What are the most significant forces in the industry right now?

The pace of change in the technology is unbelievable with the declining cost of hardware, better reliability of wireless networks, and the capabilities of cloud computing like AWS with ability to store and manage massive amounts of data.  At PeopleNet in the 1990s/2000s, we had to do everything ourselves. Now you can use AWS, and get to market faster at far lower cost.   The challenge today is not so much technical, it’s about designing and implementing around the human element.  As you think about a solution in Subway – these restaurants will have temp workers then need to operate the solutions. They need to be easy to train, easy to operate. The IOT solution needs to be a Digital Sherpa. 

What are the challenges for Digi clients when it comes in investing in IOT projects?
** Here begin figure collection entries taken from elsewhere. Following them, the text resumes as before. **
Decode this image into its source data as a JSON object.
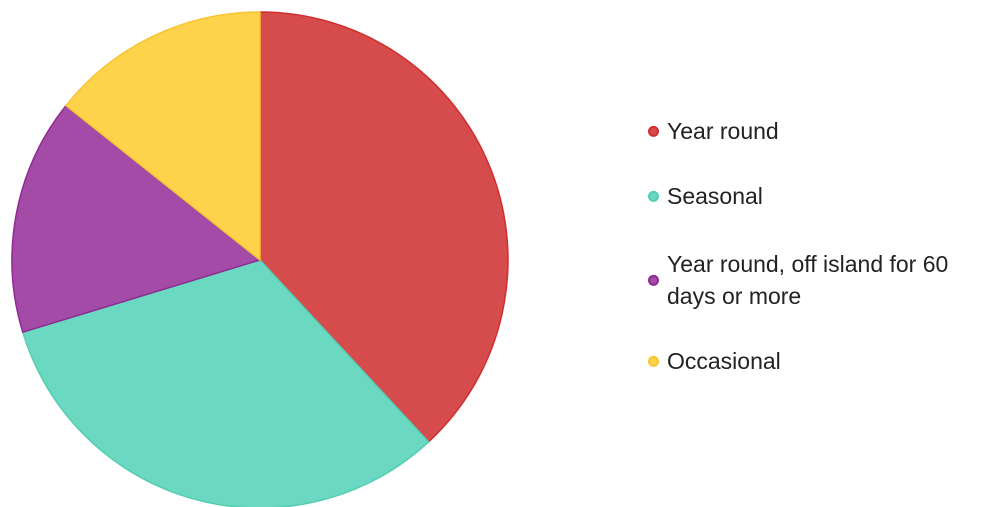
{
  "chart_data": {
    "type": "pie",
    "categories": [
      "Year round",
      "Seasonal",
      "Year round, off island for 60 days or more",
      "Occasional"
    ],
    "values": [
      38.1,
      32.2,
      15.4,
      14.3
    ],
    "colors": [
      "#d64c4c",
      "#6bd9c1",
      "#a34ba6",
      "#fed34c"
    ],
    "stroke_colors": [
      "#cf2f2f",
      "#54cdb2",
      "#8e2c91",
      "#f7c531"
    ],
    "legend": "right"
  }
}
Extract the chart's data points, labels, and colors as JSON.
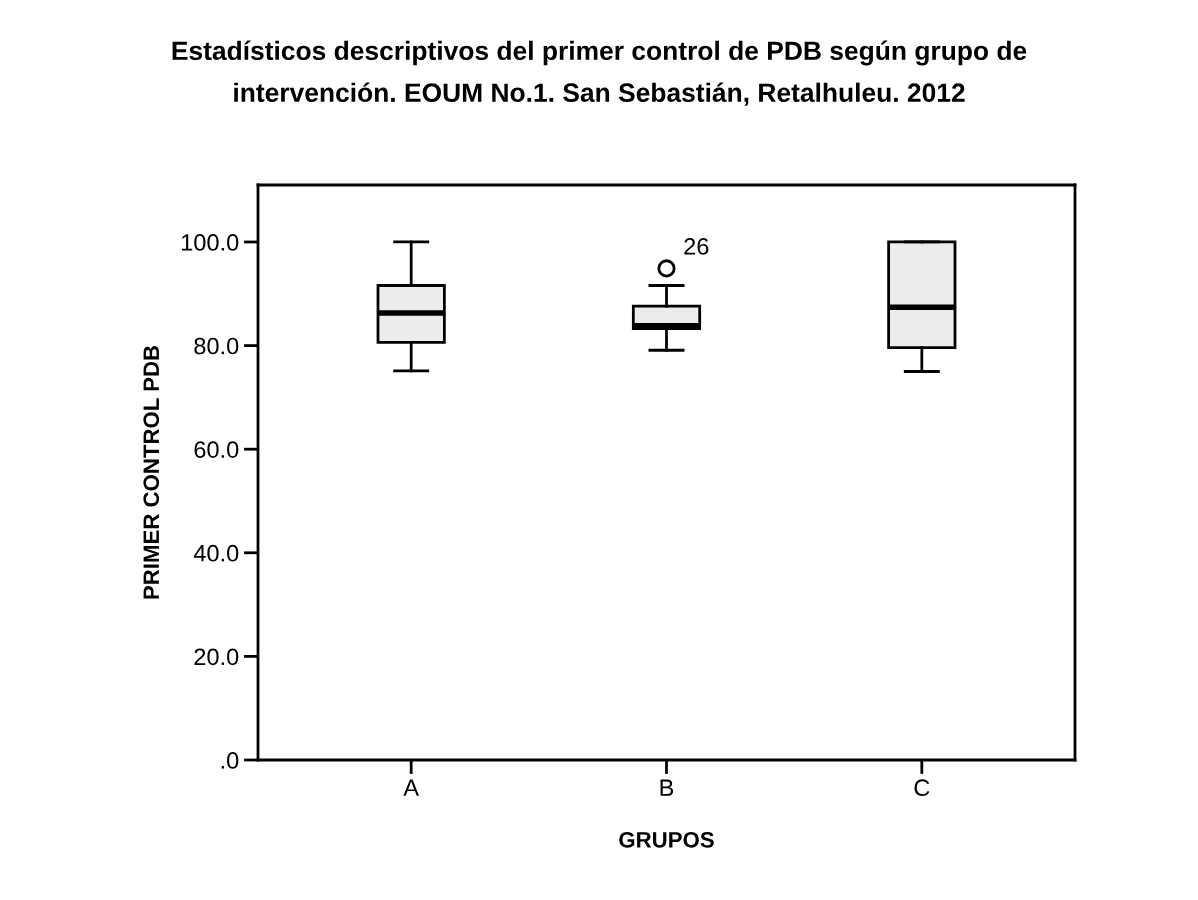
{
  "chart_data": {
    "type": "box",
    "title": "Estadísticos descriptivos del primer control de PDB según grupo de\nintervención. EOUM No.1. San Sebastián, Retalhuleu. 2012",
    "xlabel": "GRUPOS",
    "ylabel": "PRIMER CONTROL PDB",
    "categories": [
      "A",
      "B",
      "C"
    ],
    "boxes": [
      {
        "low": 75.1,
        "q1": 80.6,
        "median": 86.3,
        "q3": 91.6,
        "high": 100
      },
      {
        "low": 79.1,
        "q1": 83.3,
        "median": 83.8,
        "q3": 87.6,
        "high": 91.6,
        "outliers": [
          94.9
        ]
      },
      {
        "low": 75.0,
        "q1": 79.6,
        "median": 87.4,
        "q3": 100,
        "high": 100
      }
    ],
    "color": "#ececec",
    "ylim": [
      0,
      111
    ],
    "yticks": [
      {
        "value": 0,
        "label": ".0"
      },
      {
        "value": 20,
        "label": "20.0"
      },
      {
        "value": 40,
        "label": "40.0"
      },
      {
        "value": 60,
        "label": "60.0"
      },
      {
        "value": 80,
        "label": "80.0"
      },
      {
        "value": 100,
        "label": "100.0"
      }
    ],
    "grid": false,
    "annotations": [
      "26"
    ]
  }
}
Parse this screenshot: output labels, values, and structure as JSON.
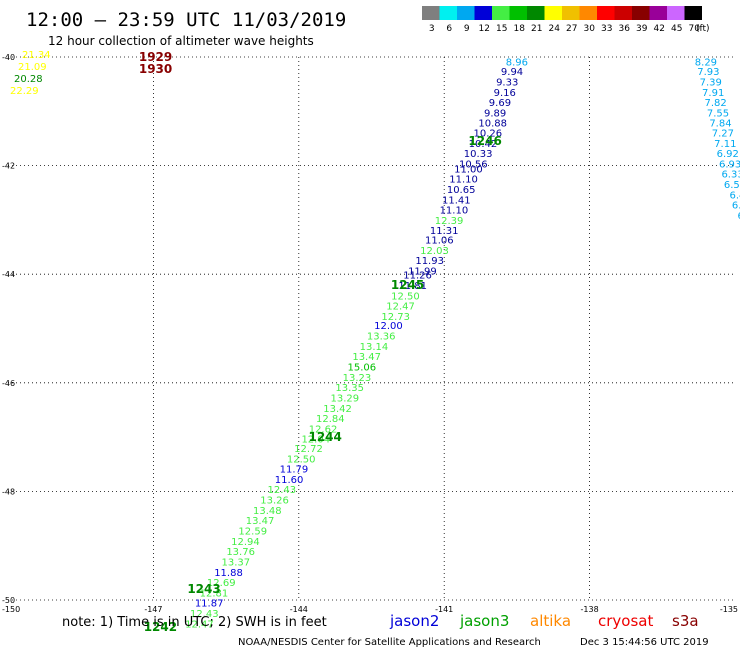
{
  "header": {
    "title": "12:00 – 23:59 UTC 11/03/2019",
    "subtitle": "12 hour collection of altimeter wave heights"
  },
  "legend": {
    "unit": "(ft)",
    "bins": [
      {
        "label": "3",
        "color": "#7f7f7f"
      },
      {
        "label": "6",
        "color": "#00f0f0"
      },
      {
        "label": "9",
        "color": "#00a8f0"
      },
      {
        "label": "12",
        "color": "#0000d8"
      },
      {
        "label": "15",
        "color": "#44ee44"
      },
      {
        "label": "18",
        "color": "#00c000"
      },
      {
        "label": "21",
        "color": "#008800"
      },
      {
        "label": "24",
        "color": "#ffff00"
      },
      {
        "label": "27",
        "color": "#f0c000"
      },
      {
        "label": "30",
        "color": "#ff8800"
      },
      {
        "label": "33",
        "color": "#ff0000"
      },
      {
        "label": "36",
        "color": "#cc0000"
      },
      {
        "label": "39",
        "color": "#880000"
      },
      {
        "label": "42",
        "color": "#990099"
      },
      {
        "label": "45",
        "color": "#cc66ff"
      },
      {
        "label": "70",
        "color": "#000000"
      }
    ]
  },
  "axes": {
    "lat_labels": [
      "-40",
      "-42",
      "-44",
      "-46",
      "-48",
      "-50"
    ],
    "lon_labels": [
      "-150",
      "-147",
      "-144",
      "-141",
      "-138",
      "-135"
    ]
  },
  "chart_data": {
    "type": "scatter",
    "xlabel": "",
    "ylabel": "",
    "xlim": [
      -150,
      -135
    ],
    "ylim": [
      -50,
      -40
    ],
    "series": [
      {
        "color": "#000099",
        "points": [
          {
            "x": -139.5,
            "y": -40.08,
            "label": "8.96",
            "color": "#00a8f0"
          },
          {
            "x": -139.6,
            "y": -40.26,
            "label": "9.94"
          },
          {
            "x": -139.7,
            "y": -40.45,
            "label": "9.33"
          },
          {
            "x": -139.75,
            "y": -40.64,
            "label": "9.16"
          },
          {
            "x": -139.85,
            "y": -40.83,
            "label": "9.69"
          },
          {
            "x": -139.95,
            "y": -41.02,
            "label": "9.89"
          },
          {
            "x": -140.0,
            "y": -41.21,
            "label": "10.88"
          },
          {
            "x": -140.1,
            "y": -41.39,
            "label": "10.26"
          },
          {
            "x": -140.2,
            "y": -41.58,
            "label": "10.42"
          },
          {
            "x": -140.3,
            "y": -41.77,
            "label": "10.33"
          },
          {
            "x": -140.4,
            "y": -41.96,
            "label": "10.56"
          },
          {
            "x": -140.5,
            "y": -42.05,
            "label": "11.00"
          },
          {
            "x": -140.6,
            "y": -42.24,
            "label": "11.10"
          },
          {
            "x": -140.65,
            "y": -42.43,
            "label": "10.65"
          },
          {
            "x": -140.75,
            "y": -42.62,
            "label": "11.41"
          },
          {
            "x": -140.8,
            "y": -42.81,
            "label": "11.10"
          },
          {
            "x": -140.9,
            "y": -43.0,
            "label": "12.39",
            "color": "#44ee44"
          },
          {
            "x": -141.0,
            "y": -43.19,
            "label": "11.31"
          },
          {
            "x": -141.1,
            "y": -43.36,
            "label": "11.06"
          },
          {
            "x": -141.2,
            "y": -43.55,
            "label": "12.03",
            "color": "#44ee44"
          },
          {
            "x": -141.3,
            "y": -43.74,
            "label": "11.93"
          },
          {
            "x": -141.45,
            "y": -43.93,
            "label": "11.99"
          },
          {
            "x": -141.55,
            "y": -44.01,
            "label": "11.26"
          },
          {
            "x": -141.65,
            "y": -44.2,
            "label": "11.81"
          }
        ]
      },
      {
        "color": "#44ee44",
        "points": [
          {
            "x": -141.8,
            "y": -44.39,
            "label": "12.50"
          },
          {
            "x": -141.9,
            "y": -44.58,
            "label": "12.47"
          },
          {
            "x": -142.0,
            "y": -44.77,
            "label": "12.73"
          },
          {
            "x": -142.15,
            "y": -44.94,
            "label": "12.00",
            "color": "#0000d8"
          },
          {
            "x": -142.3,
            "y": -45.13,
            "label": "13.36"
          },
          {
            "x": -142.45,
            "y": -45.32,
            "label": "13.14"
          },
          {
            "x": -142.6,
            "y": -45.51,
            "label": "13.47"
          },
          {
            "x": -142.7,
            "y": -45.7,
            "label": "15.06",
            "color": "#00c000"
          },
          {
            "x": -142.8,
            "y": -45.89,
            "label": "13.23"
          },
          {
            "x": -142.95,
            "y": -46.08,
            "label": "13.35"
          },
          {
            "x": -143.05,
            "y": -46.27,
            "label": "13.29"
          },
          {
            "x": -143.2,
            "y": -46.46,
            "label": "13.42"
          },
          {
            "x": -143.35,
            "y": -46.65,
            "label": "12.84"
          },
          {
            "x": -143.5,
            "y": -46.84,
            "label": "12.62"
          },
          {
            "x": -143.65,
            "y": -47.03,
            "label": "12.04"
          },
          {
            "x": -143.8,
            "y": -47.2,
            "label": "12.72"
          },
          {
            "x": -143.95,
            "y": -47.39,
            "label": "12.50"
          },
          {
            "x": -144.1,
            "y": -47.58,
            "label": "11.79",
            "color": "#0000d8"
          },
          {
            "x": -144.2,
            "y": -47.77,
            "label": "11.60",
            "color": "#0000d8"
          },
          {
            "x": -144.35,
            "y": -47.96,
            "label": "12.43"
          },
          {
            "x": -144.5,
            "y": -48.15,
            "label": "13.26"
          },
          {
            "x": -144.65,
            "y": -48.34,
            "label": "13.48"
          },
          {
            "x": -144.8,
            "y": -48.53,
            "label": "13.47"
          },
          {
            "x": -144.95,
            "y": -48.72,
            "label": "12.59"
          },
          {
            "x": -145.1,
            "y": -48.91,
            "label": "12.94"
          },
          {
            "x": -145.2,
            "y": -49.1,
            "label": "13.76"
          },
          {
            "x": -145.3,
            "y": -49.29,
            "label": "13.37"
          },
          {
            "x": -145.45,
            "y": -49.48,
            "label": "11.88",
            "color": "#0000d8"
          },
          {
            "x": -145.6,
            "y": -49.67,
            "label": "12.69"
          },
          {
            "x": -145.75,
            "y": -49.86,
            "label": "12.81"
          },
          {
            "x": -145.85,
            "y": -50.05,
            "label": "11.87",
            "color": "#0000d8"
          },
          {
            "x": -145.95,
            "y": -50.24,
            "label": "12.43"
          },
          {
            "x": -146.05,
            "y": -50.43,
            "label": "12.47"
          }
        ]
      },
      {
        "color": "#00a8f0",
        "points": [
          {
            "x": -135.6,
            "y": -40.08,
            "label": "8.29"
          },
          {
            "x": -135.55,
            "y": -40.26,
            "label": "7.93"
          },
          {
            "x": -135.5,
            "y": -40.45,
            "label": "7.39"
          },
          {
            "x": -135.45,
            "y": -40.64,
            "label": "7.91"
          },
          {
            "x": -135.4,
            "y": -40.83,
            "label": "7.82"
          },
          {
            "x": -135.35,
            "y": -41.02,
            "label": "7.55"
          },
          {
            "x": -135.3,
            "y": -41.21,
            "label": "7.84"
          },
          {
            "x": -135.25,
            "y": -41.39,
            "label": "7.27"
          },
          {
            "x": -135.2,
            "y": -41.58,
            "label": "7.11"
          },
          {
            "x": -135.15,
            "y": -41.77,
            "label": "6.92"
          },
          {
            "x": -135.1,
            "y": -41.96,
            "label": "6.93"
          },
          {
            "x": -135.05,
            "y": -42.15,
            "label": "6.33"
          },
          {
            "x": -135.0,
            "y": -42.34,
            "label": "6.56"
          },
          {
            "x": -134.95,
            "y": -42.53,
            "label": "6.4"
          },
          {
            "x": -134.9,
            "y": -42.72,
            "label": "6.3"
          },
          {
            "x": -134.85,
            "y": -42.91,
            "label": "6."
          },
          {
            "x": -134.8,
            "y": -43.1,
            "label": "5"
          }
        ]
      }
    ],
    "corner_values": [
      {
        "label": "21.34",
        "color": "#ffff00"
      },
      {
        "label": "21.09",
        "color": "#ffff00"
      },
      {
        "label": "20.28",
        "color": "#008800"
      },
      {
        "label": "22.29",
        "color": "#ffff00"
      }
    ],
    "time_marks": [
      {
        "label": "1929",
        "color": "#880000",
        "x": -147.3,
        "y": -40.0
      },
      {
        "label": "1930",
        "color": "#880000",
        "x": -147.3,
        "y": -40.22
      },
      {
        "label": "1246",
        "color": "#008800",
        "x": -140.5,
        "y": -41.55
      },
      {
        "label": "1245",
        "color": "#008800",
        "x": -142.1,
        "y": -44.2
      },
      {
        "label": "1244",
        "color": "#008800",
        "x": -143.8,
        "y": -47.0
      },
      {
        "label": "1243",
        "color": "#008800",
        "x": -146.3,
        "y": -49.8
      },
      {
        "label": "1242",
        "color": "#008800",
        "x": -147.2,
        "y": -50.5
      }
    ]
  },
  "note": {
    "text": "note:  1) Time is in UTC;  2) SWH is in feet",
    "satellites": [
      {
        "label": "jason2",
        "color": "#0000d8"
      },
      {
        "label": "jason3",
        "color": "#00a000"
      },
      {
        "label": "altika",
        "color": "#ff8800"
      },
      {
        "label": "cryosat",
        "color": "#ee0000"
      },
      {
        "label": "s3a",
        "color": "#880000"
      }
    ]
  },
  "footer": {
    "credit": "NOAA/NESDIS Center for Satellite Applications and Research",
    "timestamp": "Dec  3 15:44:56 UTC 2019"
  }
}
A lot of customers are focused on their regular responsibilities, so getting them to think about a solution for the future can be a challenge.  We have to work to convince them that they will get the right solution and realize ROI.  In many cases, customers are trying to be thoughtful about ROI, but they need to be willing to change the business and their processes. A lot of leaders struggle with the new skills and resolve required to change.

What do you see as the key dynamics in the market today?

Decades ago, innovation was driven by government and universities – the military drove innovation around war.  Then the scales tipped from government and the military to industry and business where most innovation was happening. Now, there’s a huge level of consumer innovation changing the markets like the smartphone, which has enabled lots of other innovations.  

From a market perspective, lots of people are talking about trillions of connected things with an expectation that there will be a few, outsized winners.  In fact, there are very few companies that aren’t IOT companies. Rather than a few big winners, I believe rewards are accruing incrementally, to many firms.  There are plenty of companies with differing approaches.